2. The nasal dilator according to claim 1, wherein the plug-in portion is in a dumbbell-shaped structure which is thin in the middle and thick at both ends, a hole wall of the plug-in hole on the annular stent is nested around a thinner portion of the plug-in portion in the middle, and thicker portions of the plug-in portion at both ends are stuck to both sides of the hole wall.

3. The nasal dilator according to claim 1, wherein the plug-in hole of the annular stent is located on one side adjacent to the central axis of the nasal dilator.

4. The nasal dilator according to claim 1, wherein after the plug-in portion is inserted into the plug-in hole of the annular stent, an edge of one side of the annular stent adjacent to the central axis of the nasal dilator is spaced apart a distance of 0.5-3 mm from an edge of the plug-in portion.

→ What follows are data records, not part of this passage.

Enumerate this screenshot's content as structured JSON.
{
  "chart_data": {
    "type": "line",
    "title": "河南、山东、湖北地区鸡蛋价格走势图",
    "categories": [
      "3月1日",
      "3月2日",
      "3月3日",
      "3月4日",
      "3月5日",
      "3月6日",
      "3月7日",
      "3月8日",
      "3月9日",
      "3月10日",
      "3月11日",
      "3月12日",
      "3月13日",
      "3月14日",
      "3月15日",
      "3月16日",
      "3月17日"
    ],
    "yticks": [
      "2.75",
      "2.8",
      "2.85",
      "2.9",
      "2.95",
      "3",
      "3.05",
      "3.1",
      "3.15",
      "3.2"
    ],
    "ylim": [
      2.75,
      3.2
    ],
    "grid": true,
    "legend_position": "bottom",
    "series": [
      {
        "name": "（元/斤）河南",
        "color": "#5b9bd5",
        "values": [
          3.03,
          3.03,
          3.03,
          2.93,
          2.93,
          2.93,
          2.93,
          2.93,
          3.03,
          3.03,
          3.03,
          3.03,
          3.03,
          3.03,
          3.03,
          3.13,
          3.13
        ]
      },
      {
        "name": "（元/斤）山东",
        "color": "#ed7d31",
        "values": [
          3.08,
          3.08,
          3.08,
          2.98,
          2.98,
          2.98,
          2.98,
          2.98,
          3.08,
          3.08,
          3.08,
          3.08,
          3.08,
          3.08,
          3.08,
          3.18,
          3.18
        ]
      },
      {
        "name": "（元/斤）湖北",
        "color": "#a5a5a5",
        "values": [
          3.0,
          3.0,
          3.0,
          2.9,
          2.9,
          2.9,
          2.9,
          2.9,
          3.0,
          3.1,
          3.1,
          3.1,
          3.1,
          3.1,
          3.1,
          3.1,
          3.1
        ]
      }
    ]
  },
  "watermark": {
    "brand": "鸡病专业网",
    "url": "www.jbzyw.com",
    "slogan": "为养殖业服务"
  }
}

5. The nasal dilator according to claim 1, wherein the connecting band is in a strip structure which is substantially U-shaped or C-shaped so that an angle between planes on which the two annular stents lie is 100 degrees to 170 degrees.

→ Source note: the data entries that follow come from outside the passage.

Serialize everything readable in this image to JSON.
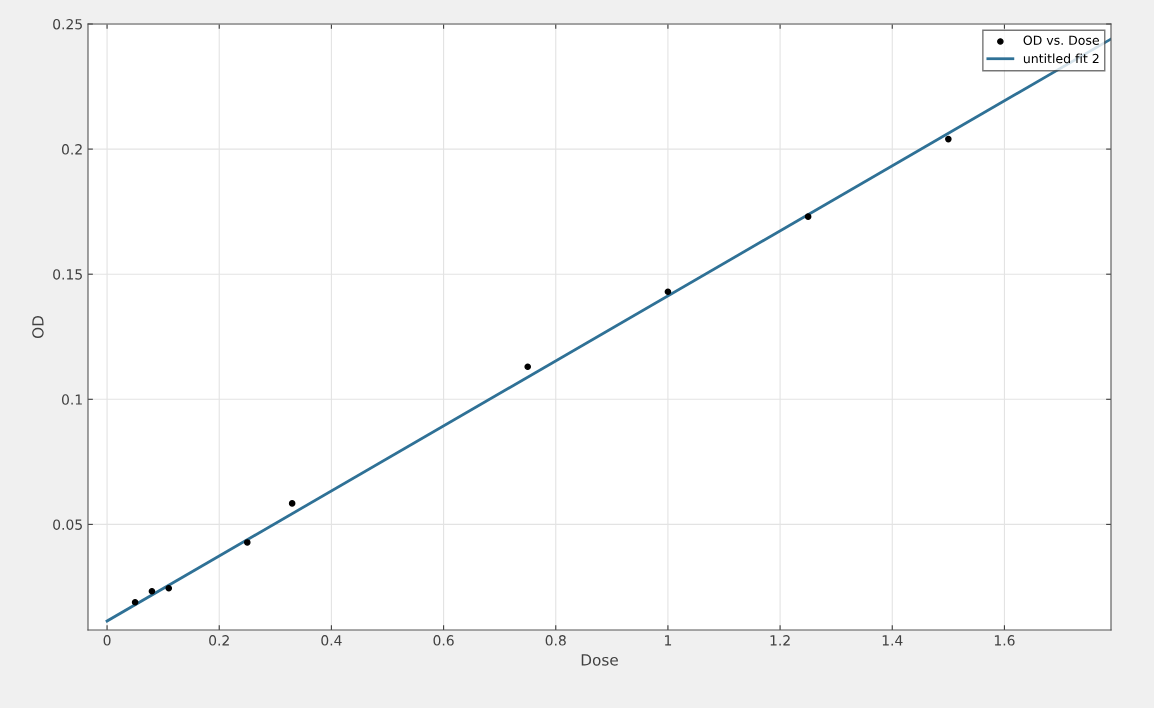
{
  "chart_data": {
    "type": "scatter",
    "xlabel": "Dose",
    "ylabel": "OD",
    "xlim": [
      -0.034,
      1.79
    ],
    "ylim": [
      0.0078,
      0.25
    ],
    "xticks": [
      0,
      0.2,
      0.4,
      0.6,
      0.8,
      1,
      1.2,
      1.4,
      1.6
    ],
    "yticks": [
      0.05,
      0.1,
      0.15,
      0.2,
      0.25
    ],
    "grid": true,
    "legend": "top right",
    "series": [
      {
        "name": "OD vs. Dose",
        "marker": "circle",
        "color": "#000000",
        "x": [
          0.05,
          0.08,
          0.11,
          0.25,
          0.33,
          0.75,
          1.0,
          1.25,
          1.5
        ],
        "values": [
          0.0189,
          0.0233,
          0.0245,
          0.0428,
          0.0584,
          0.113,
          0.143,
          0.173,
          0.204
        ]
      },
      {
        "name": "untitled fit 2",
        "type": "line",
        "line_style": "solid",
        "color": "#2f7196",
        "x": [
          0,
          1.79
        ],
        "values": [
          0.0114,
          0.244
        ]
      }
    ]
  }
}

6. The nasal dilator according to claim 1, wherein a cross section of the annular stent is fit for different shapes of inner cavities of nasal vestibules; a top end of the annular stent is narrower and oriented towards a nose tip when placed in the nasal passage, a bottom end of the annular stent is wider and oriented towards a face when placed in the nasal passage, a side of the annular stent adjacent to the central axis of the nasal dilator is a straight edge or an edge with a small radian and oriented towards the nasal septum when placed in the nasal passage, a side of the annular stent away from the central axis of the nasal dilator is an arcuate edge and oriented towards a nose wing when placed in the nasal passage to support an inner wall of the nasal passage.

7. The nasal dilator according to claim 1, wherein the nontoxic material is selected from a group consisting of plastic, resin, nylon, silicone or compositions fabricated on the basis of these materials.

8. The nasal dilator according to claim 1, wherein the reinforcing ribs are disposed in parallel with the connecting band.

9. The nasal dilator according to claim 1, wherein the reinforcing rib is wider at a joint with an inner wall of the annular stent and thinner in the middle.